Monday, August 16, 2010

womyn

Reader-response theory hold that literary texts mean nothing in themselves, that meaning is only a mental construct concocted by the reader. It is a short step from this premise to the argument that the powers that be have had a picnic loading the language with terminology calculated to make you concoct the mental constructs they want you to concoct in order to manipulate your mind.

Recently, I came across a woman at one of our top universities who taught a course in Feminist theory and gave her students F's if they spelled the plural of the female of the species "women" on a test or in a paper. She insisted on "womyn," since the powers that be, at some point far back in the mists of history, had built male primacy into the very language itself by making "women" 60 percent "men." How did the students react? They shrugged. They have long since learned the futility of objecting to Rococo Marxism. They just write "womyn" and go about the business of grinding out a credit in the course.

The undisputed queen of feminist theory is Judith Butler, a forty four-year-old Hegel scholar with a Ph.D. from Yale, who is also known as the diva of Queer Studies. She is small and not very prepossessing, but graduate students all over the country say "diva" at the mere mention of her name. A group of them put out a fan magazine called Judy! devoted to chronicling the way she rams home her "performativity" theory of speech and sexual behavior as forms of anarchy.

"All gender roles are an imitation for which there is no original," runs her most famous paradox. She is even more famous for her convoluted Theoryese.

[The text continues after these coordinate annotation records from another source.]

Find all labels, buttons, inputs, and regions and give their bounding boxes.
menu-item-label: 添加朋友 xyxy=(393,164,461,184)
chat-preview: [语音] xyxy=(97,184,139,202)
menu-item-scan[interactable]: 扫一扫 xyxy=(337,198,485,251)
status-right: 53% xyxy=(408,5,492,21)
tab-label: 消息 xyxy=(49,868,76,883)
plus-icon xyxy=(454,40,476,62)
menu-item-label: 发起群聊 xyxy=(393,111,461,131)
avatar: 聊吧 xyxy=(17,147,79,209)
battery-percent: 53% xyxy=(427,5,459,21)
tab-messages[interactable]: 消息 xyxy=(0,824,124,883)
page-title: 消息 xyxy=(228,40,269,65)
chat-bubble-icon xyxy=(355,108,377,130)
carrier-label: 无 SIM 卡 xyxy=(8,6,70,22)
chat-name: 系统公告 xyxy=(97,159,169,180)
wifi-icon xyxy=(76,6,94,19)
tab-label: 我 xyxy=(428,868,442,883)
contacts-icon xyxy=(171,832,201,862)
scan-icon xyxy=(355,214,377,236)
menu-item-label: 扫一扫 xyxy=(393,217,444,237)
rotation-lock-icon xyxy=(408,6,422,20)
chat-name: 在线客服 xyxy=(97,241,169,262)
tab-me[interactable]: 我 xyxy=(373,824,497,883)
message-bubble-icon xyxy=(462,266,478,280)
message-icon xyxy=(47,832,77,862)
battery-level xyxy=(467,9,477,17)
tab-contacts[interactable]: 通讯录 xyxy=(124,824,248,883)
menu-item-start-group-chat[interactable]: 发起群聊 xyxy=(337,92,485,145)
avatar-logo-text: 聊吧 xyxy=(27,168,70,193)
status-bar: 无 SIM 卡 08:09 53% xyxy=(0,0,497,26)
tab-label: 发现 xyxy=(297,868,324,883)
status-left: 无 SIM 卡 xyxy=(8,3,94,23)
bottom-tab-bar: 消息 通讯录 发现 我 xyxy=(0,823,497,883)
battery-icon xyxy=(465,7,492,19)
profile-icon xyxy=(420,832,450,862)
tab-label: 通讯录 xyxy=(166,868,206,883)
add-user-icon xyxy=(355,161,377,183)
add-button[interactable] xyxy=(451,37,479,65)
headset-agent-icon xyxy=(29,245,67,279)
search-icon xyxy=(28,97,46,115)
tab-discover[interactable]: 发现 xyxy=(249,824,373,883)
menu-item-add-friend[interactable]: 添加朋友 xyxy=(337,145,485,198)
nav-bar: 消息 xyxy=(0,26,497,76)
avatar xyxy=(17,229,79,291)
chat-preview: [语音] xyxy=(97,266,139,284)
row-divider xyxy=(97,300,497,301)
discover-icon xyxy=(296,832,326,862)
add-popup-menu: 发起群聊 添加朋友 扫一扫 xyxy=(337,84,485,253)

In 1998 the journal Philosophy and Literature named her winner of their Bad Writing Contest for a sentence that began "The move from a structuralist account in which capital is understood to structure social relations in relatively homologous ways to a view of hegemony in which power relations are subject to repetition, convergence, and rearticulation....—and went on for fifty-nine words more.

Her zine fans love the insouciant yet erudite way she dismisses such attacks. "Ponderousness," she says, referring to Hegel, "is part of the phenomenological challenge of the text."